The title says it all. Specifically: given strictly positive real numbers $a_1,\dots,a_T$ and $b_1,\dots,b_T$, I want to sample from $$\mu:=\text{Uniform}(\{p\in[0,\infty)^T : \sum_{t=1}^T a_t p_t = 1\}\cap\{p\in[0,\infty)^T : \sum_{i=1}^T b_t p_t = 1\}),$$ assuming that the intersection is nonempty.
My best attempt so far is the following rejection sampling algorithm:
- Set $u_t = \min\{\frac{1}{a_t},\frac{1}{b_t}\}$ for $t=1,\dots,T-1$.
- Sample $p_t \sim \text{Uniform}(0,u_t)$ for $t=1,\dots,T-1$.
- (Justification: if $p_t>u_t$ then $\max\{a_t,b_t\} p_t > \max\{a_t,b_t\}\min\{\frac{1}{a_t},\frac{1}{b_t}\} = 1$, so $p_t$ cannot be the $t$th coordinate of a sample from $\mu$.)
- Set $s_a = \sum_{t=1}^{T-1} a_t p_t$ and $s_b = \sum_{t=1}^{T-1} b_t p_t$.

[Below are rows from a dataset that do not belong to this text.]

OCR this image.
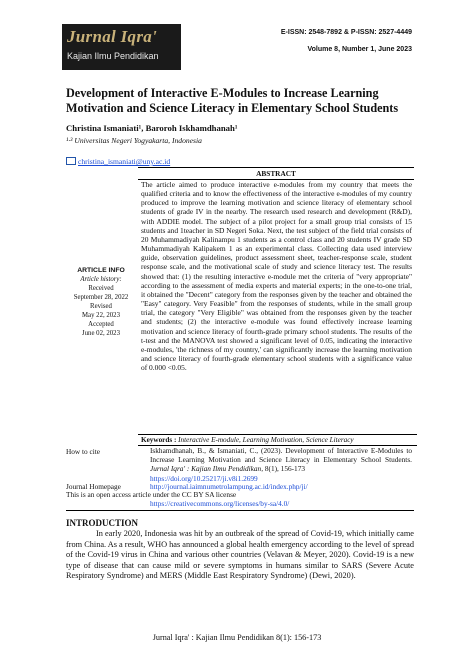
Jurnal Iqra'
Kajian Ilmu Pendidikan
E-ISSN: 2548-7892 & P-ISSN: 2527-4449
Volume 8, Number 1, June 2023
Development of Interactive E-Modules to Increase Learning Motivation and Science Literacy in Elementary School Students
Christina Ismaniati¹, Baroroh Iskhamdhanah¹
¹·³ Universitas Negeri Yogyakarta, Indonesia
christina_ismaniati@uny.ac.id
ARTICLE INFO
Article history:
Received
September 28, 2022
Revised
May 22, 2023
Accepted
June 02, 2023
ABSTRACT
The article aimed to produce interactive e-modules from my country that meets the qualified criteria and to know the effectiveness of the interactive e-modules of my country produced to improve the learning motivation and science literacy of elementary school students of grade IV in the nearby. The research used research and development (R&D), with ADDIE model. The subject of a pilot project for a small group trial consists of 15 students and 1teacher in SD Negeri Soka. Next, the test subject of the field trial consists of 20 Muhammadiyah Kalinampu 1 students as a control class and 20 students IV grade SD Muhammadiyah Kalipakem 1 as an experimental class. Collecting data used interview guide, observation guidelines, product assessment sheet, teacher-response scale, student response scale, and the motivational scale of study and science literacy test. The results showed that: (1) the resulting interactive e-module met the criteria of "very appropriate" according to the assessment of media experts and material experts; in the one-to-one trial, it obtained the "Decent" category from the responses given by the teacher and obtained the "Easy" category. Very Feasible" from the responses of students, while in the small group trial, the category "Very Eligible" was obtained from the responses given by the teacher and students; (2) the interactive e-module was found effectively increase learning motivation and science literacy of fourth-grade primary school students. The results of the t-test and the MANOVA test showed a significant level of 0.05, indicating the interactive e-modules, 'the richness of my country,' can significantly increase the learning motivation and science literacy of fourth-grade elementary school students with a significance value of 0.000 <0.05.
Keywords : Interactive E-module, Learning Motivation, Science Literacy
How to cite	Iskhamdhanah, B., & Ismaniati, C., (2023). Development of Interactive E-Modules to Increase Learning Motivation and Science Literacy in Elementary School Students. Jurnal Iqra' : Kajian Ilmu Pendidikan, 8(1), 156-173
https://doi.org/10.25217/ji.v8i1.2699
Journal Homepage	http://journal.iaimnumetrolampung.ac.id/index.php/ji/
This is an open access article under the CC BY SA license
https://creativecommons.org/licenses/by-sa/4.0/
INTRODUCTION
In early 2020, Indonesia was hit by an outbreak of the spread of Covid-19, which initially came from China. As a result, WHO has announced a global health emergency according to the level of spread of the Covid-19 virus in China and various other countries (Velavan & Meyer, 2020). Covid-19 is a new type of disease that can cause mild or severe symptoms in humans similar to SARS (Severe Acute Respiratory Syndrome) and MERS (Middle East Respiratory Syndrome) (Dewi, 2020).
Jurnal Iqra' : Kajian Ilmu Pendidikan 8(1): 156-173
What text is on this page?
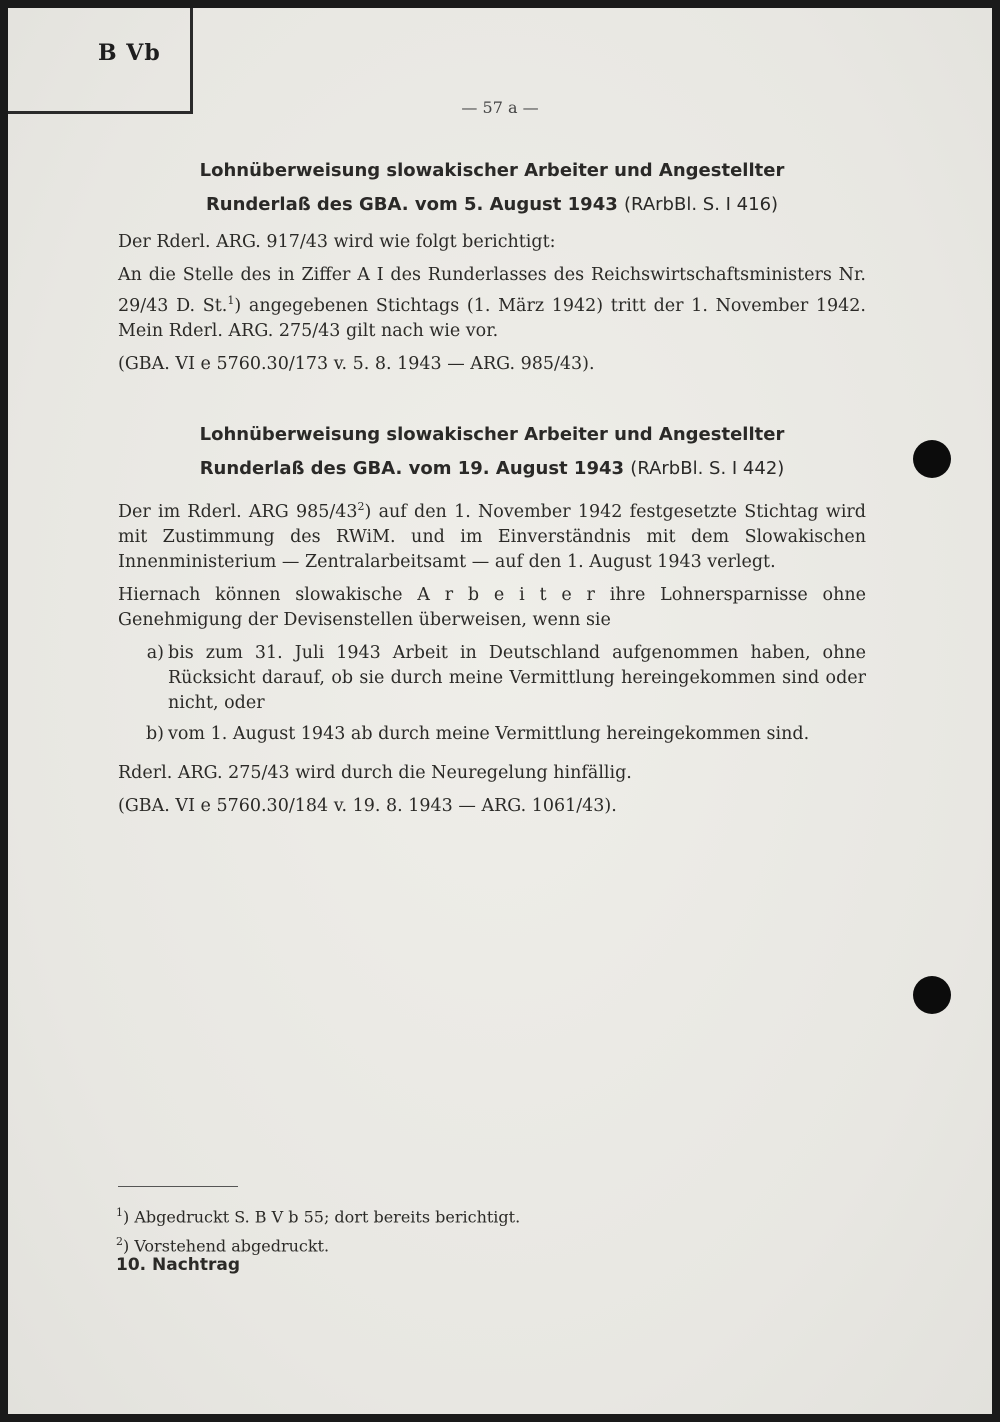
B Vb
— 57 a —
Lohnüberweisung slowakischer Arbeiter und Angestellter
Runderlaß des GBA. vom 5. August 1943 (RArbBl. S. I 416)

Der Rderl. ARG. 917/43 wird wie folgt berichtigt:

An die Stelle des in Ziffer A I des Runderlasses des Reichswirtschaftsministers Nr. 29/43 D. St.$^1$) angegebenen Stichtags (1. März 1942) tritt der 1. November 1942. Mein Rderl. ARG. 275/43 gilt nach wie vor.

(GBA. VI e 5760.30/173 v. 5. 8. 1943 — ARG. 985/43).

Lohnüberweisung slowakischer Arbeiter und Angestellter
Runderlaß des GBA. vom 19. August 1943 (RArbBl. S. I 442)

Der im Rderl. ARG $985/43^2$) auf den 1. November 1942 festgesetzte Stichtag wird mit Zustimmung des RWiM. und im Einverständnis mit dem Slowakischen Innenministerium — Zentralarbeitsamt — auf den 1. August 1943 verlegt.

Hiernach können slowakische A r b e i t e r ihre Lohnersparnisse ohne Genehmigung der Devisenstellen überweisen, wenn sie

a) bis zum 31. Juli 1943 Arbeit in Deutschland aufgenommen haben, ohne Rücksicht darauf, ob sie durch meine Vermittlung hereingekommen sind oder nicht, oder
b) vom 1. August 1943 ab durch meine Vermittlung hereingekommen sind.

Rderl. ARG. 275/43 wird durch die Neuregelung hinfällig.

(GBA. VI e 5760.30/184 v. 19. 8. 1943 — ARG. 1061/43).

$^1$) Abgedruckt S. B V b 55; dort bereits berichtigt.
$^2$) Vorstehend abgedruckt.
10. Nachtrag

- If $s_a>1$ or $s_b>1$, reject.
- If $\frac{1}{a_T}(1-s_a) \neq \frac{1}{b_T}(1-s_b)$, reject.
- Else, set $p_T = \frac{1}{a_T}(1-s_a)$ and accept $p=(p_1,\dots,p_T)$.
The trouble is that in step 5, we will reject with probability 1.
Does anyone know how to do this properly, either using something like the above or via a totally different approach? Thanks in advance for any ideas!